Results and insights
This structured approach has produced mixed but promising results. The initial steps were very successful, producing code that closely matched our standards and existing patterns. For example, LLM correctly implemented our signal-based state management and maintained consistent typing patterns.
However, we encountered limitations in implementing complex API integrations. After the first three steps, the LL.M. began to lose context, reverting to producing complete documents rather than sustaining our incremental approach.
Lessons learned and next steps
Our experiments revealed several key insights.
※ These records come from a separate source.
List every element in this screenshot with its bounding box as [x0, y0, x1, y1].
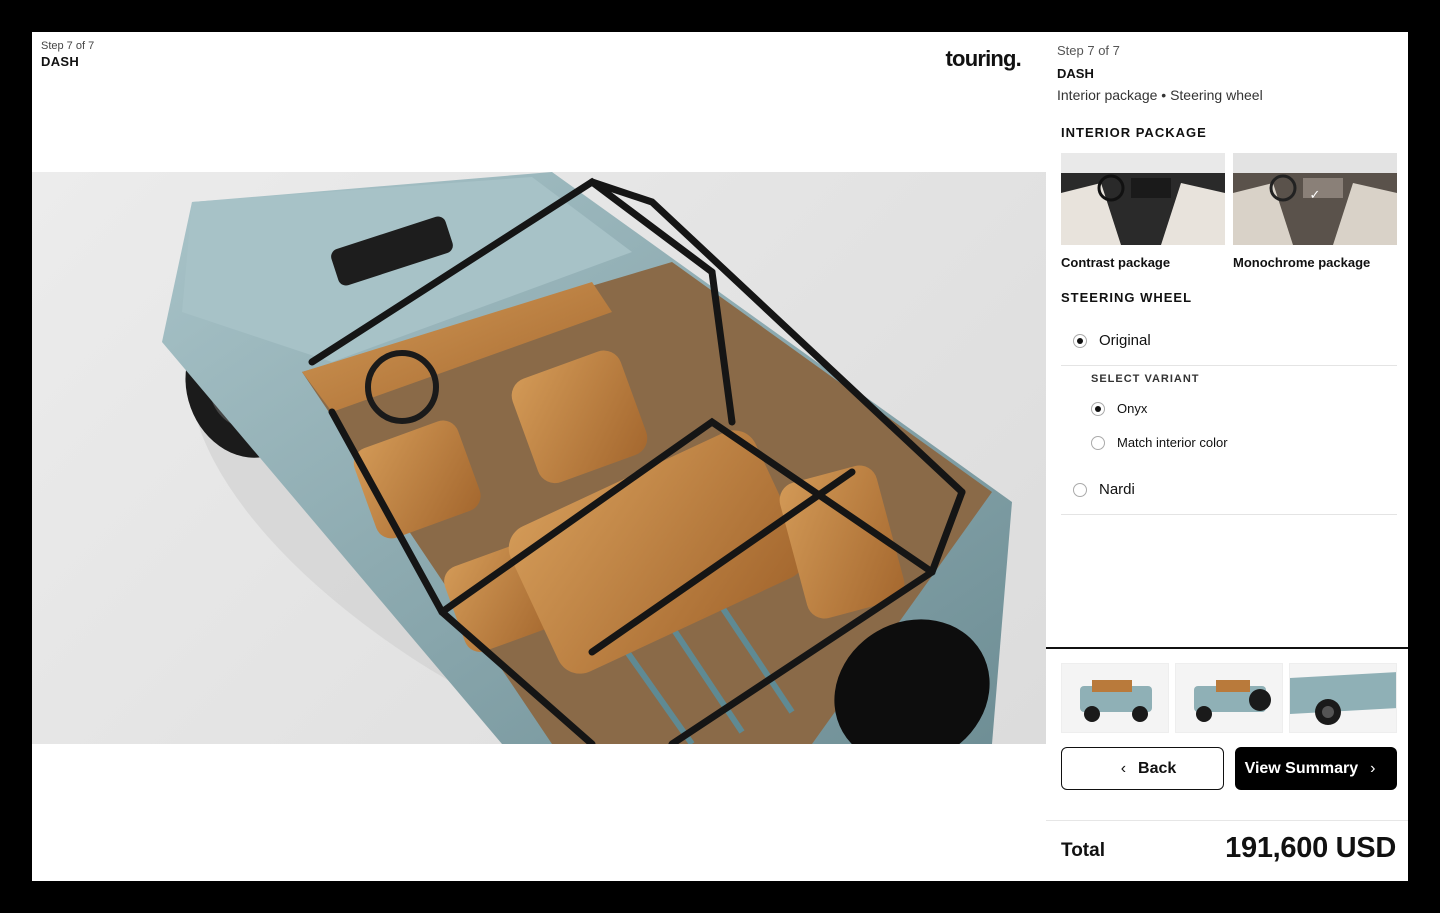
radio-selected-icon[interactable] [1091, 401, 1105, 416]
total-price: 191,600 USD [1225, 832, 1396, 864]
variant-option-onyx[interactable]: Onyx [1091, 401, 1147, 416]
contrast-package-image [1061, 153, 1225, 245]
options-panel: Step 7 of 7 DASH Interior package • Stee… [1046, 32, 1408, 881]
variant-option-label: Match interior color [1117, 435, 1228, 450]
interior-option-monochrome[interactable]: ✓ Monochrome package [1233, 153, 1397, 270]
view-summary-label: View Summary [1244, 759, 1359, 777]
steering-option-original[interactable]: Original [1061, 316, 1397, 366]
panel-step-indicator: Step 7 of 7 [1057, 43, 1120, 58]
radio-selected-icon[interactable] [1073, 333, 1087, 348]
chevron-right-icon: › [1370, 759, 1376, 777]
steering-option-label: Original [1099, 332, 1151, 349]
steering-option-nardi[interactable]: Nardi [1061, 465, 1397, 515]
vehicle-render[interactable] [32, 172, 1046, 744]
panel-subtitle: Interior package • Steering wheel [1057, 87, 1263, 103]
total-divider [1046, 820, 1408, 821]
monochrome-package-label: Monochrome package [1233, 255, 1371, 270]
view-summary-button[interactable]: View Summary › [1235, 747, 1397, 790]
variant-option-match-interior[interactable]: Match interior color [1091, 435, 1228, 450]
stage-title: DASH [41, 54, 80, 69]
variant-option-label: Onyx [1117, 401, 1148, 416]
radio-unselected-icon[interactable] [1073, 482, 1087, 497]
steering-option-label: Nardi [1099, 481, 1135, 498]
view-thumbnail-side[interactable] [1289, 663, 1397, 733]
brand-logo[interactable]: touring. [946, 46, 1022, 72]
view-thumbnail-rear[interactable] [1175, 663, 1283, 733]
panel-divider [1046, 647, 1408, 649]
back-button[interactable]: ‹ Back [1061, 747, 1224, 790]
contrast-package-label: Contrast package [1061, 255, 1171, 270]
panel-title: DASH [1057, 66, 1094, 81]
interior-option-contrast[interactable]: Contrast package [1061, 153, 1225, 270]
interior-package-heading: INTERIOR PACKAGE [1061, 125, 1207, 140]
configurator-stage: Step 7 of 7 DASH touring. [32, 32, 1046, 881]
total-label: Total [1061, 840, 1105, 861]
chevron-left-icon: ‹ [1120, 759, 1127, 777]
stage-step-indicator: Step 7 of 7 [41, 40, 95, 52]
app-window: Step 7 of 7 DASH touring. Step 7 of 7 DA… [32, 32, 1408, 881]
back-button-label: Back [1138, 759, 1177, 777]
radio-unselected-icon[interactable] [1091, 435, 1105, 450]
monochrome-package-image: ✓ [1233, 153, 1397, 245]
select-variant-heading: SELECT VARIANT [1091, 373, 1200, 385]
view-thumbnail-front[interactable] [1061, 663, 1169, 733]
steering-wheel-heading: STEERING WHEEL [1061, 290, 1193, 305]
vehicle-illustration [162, 172, 1012, 744]
checkmark-icon: ✓ [1309, 187, 1321, 203]
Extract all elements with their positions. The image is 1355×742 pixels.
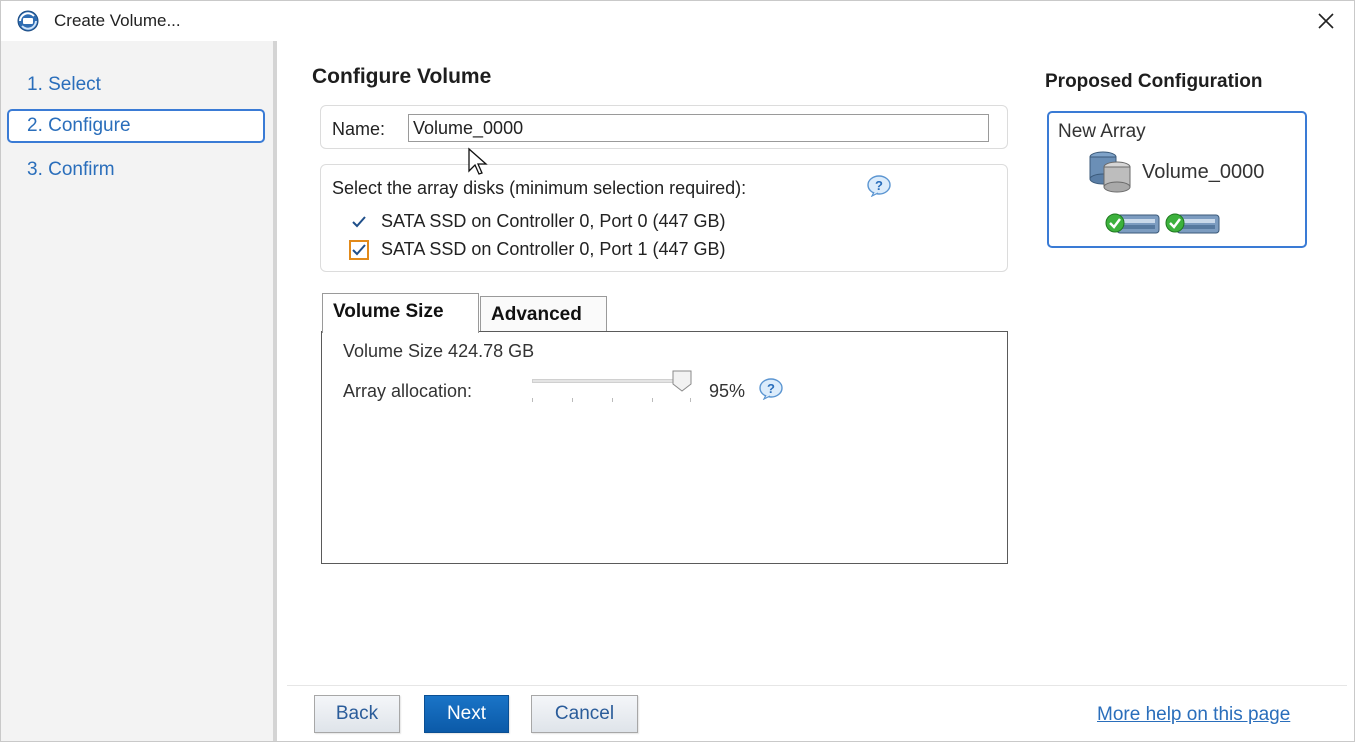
- window-title: Create Volume...: [54, 11, 181, 30]
- wizard-steps-sidebar: 1. Select 2. Configure 3. Confirm: [1, 41, 277, 741]
- slider-tick: [532, 398, 533, 402]
- checkmark-icon: [352, 215, 366, 227]
- disk-item[interactable]: SATA SSD on Controller 0, Port 1 (447 GB…: [349, 239, 725, 260]
- disk-checkbox-port0[interactable]: [349, 212, 369, 232]
- new-array-label: New Array: [1058, 121, 1146, 142]
- tab-advanced[interactable]: Advanced: [480, 296, 607, 332]
- slider-tick: [690, 398, 691, 402]
- back-button[interactable]: Back: [314, 695, 400, 733]
- disk-ok-icon: [1165, 213, 1220, 234]
- volume-size-text: Volume Size 424.78 GB: [343, 341, 535, 361]
- slider-tick: [612, 398, 613, 402]
- more-help-link[interactable]: More help on this page: [1097, 704, 1290, 726]
- intel-rst-icon: [17, 10, 39, 32]
- create-volume-dialog: Create Volume... 1. Select 2. Configure …: [0, 0, 1355, 742]
- disk-label: SATA SSD on Controller 0, Port 0 (447 GB…: [381, 211, 726, 231]
- slider-track: [532, 379, 690, 383]
- volume-name-input[interactable]: [408, 114, 989, 142]
- slider-tick: [572, 398, 573, 402]
- disk-ok-icon: [1105, 213, 1160, 234]
- title-bar: Create Volume...: [1, 1, 1354, 41]
- array-disks-panel: Select the array disks (minimum selectio…: [320, 164, 1008, 272]
- volume-icon: [1089, 151, 1131, 193]
- tab-volume-size[interactable]: Volume Size: [322, 293, 479, 333]
- array-allocation-slider[interactable]: [530, 370, 696, 404]
- name-panel: Name:: [320, 105, 1008, 149]
- cancel-button[interactable]: Cancel: [531, 695, 638, 733]
- disk-item[interactable]: SATA SSD on Controller 0, Port 0 (447 GB…: [349, 211, 725, 232]
- step-select[interactable]: 1. Select: [7, 68, 265, 102]
- step-confirm[interactable]: 3. Confirm: [7, 153, 265, 187]
- disk-checkbox-port1[interactable]: [349, 239, 369, 260]
- name-label: Name:: [332, 119, 386, 139]
- array-allocation-label: Array allocation:: [343, 381, 473, 401]
- disk-label: SATA SSD on Controller 0, Port 1 (447 GB…: [381, 239, 726, 259]
- volume-size-tab-panel: Volume Size 424.78 GB Array allocation: …: [321, 331, 1008, 564]
- slider-thumb[interactable]: [672, 370, 692, 392]
- proposed-volume-name: Volume_0000: [1142, 161, 1265, 183]
- slider-tick: [652, 398, 653, 402]
- help-icon[interactable]: ?: [758, 378, 784, 400]
- proposed-configuration-title: Proposed Configuration: [1045, 71, 1263, 92]
- proposed-configuration-box: New Array Volume_0000: [1047, 111, 1307, 248]
- checkmark-icon: [352, 243, 366, 255]
- help-icon[interactable]: ?: [866, 175, 892, 197]
- footer-divider: [287, 685, 1347, 686]
- array-disks-label: Select the array disks (minimum selectio…: [332, 178, 747, 198]
- step-configure[interactable]: 2. Configure: [7, 109, 265, 143]
- svg-text:?: ?: [875, 178, 883, 193]
- svg-text:?: ?: [767, 381, 775, 396]
- allocation-percent: 95%: [709, 381, 746, 401]
- close-button[interactable]: [1312, 7, 1340, 35]
- page-title: Configure Volume: [312, 65, 492, 88]
- next-button[interactable]: Next: [424, 695, 509, 733]
- close-icon: [1318, 13, 1334, 29]
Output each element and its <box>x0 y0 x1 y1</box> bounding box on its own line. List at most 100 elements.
First, early planning and scenario setting significantly improve the quality of code generation. The more specific our requirements and standards are, the better the results will be.
We also learned that smaller, more precise hints tend to produce better results than trying to generate a large amount of code all at once. This approach helps maintain context and reduces the likelihood of hallucinatory components.
Going forward, we plan to:
- Develop a structured reminder template that includes codebase conventions, preferred patterns, and common pitfalls to avoid
- Break complex features into smaller, focused cues (limit each tip to a single component or feature)
- Build a library of common coding patterns using examples from our code library to improve context setting
- Implement a validation checklist for each generated snippet
in conclusion
While we have not yet reached our goal of 80-90% accuracy, these experiments show that the success of LLM code generation depends more on how we build the interactions than on the capabilities of the tool itself. By continually improving our approach and building on these experiences, we are steadily moving towards a more efficient and reliable AI-assisted development process.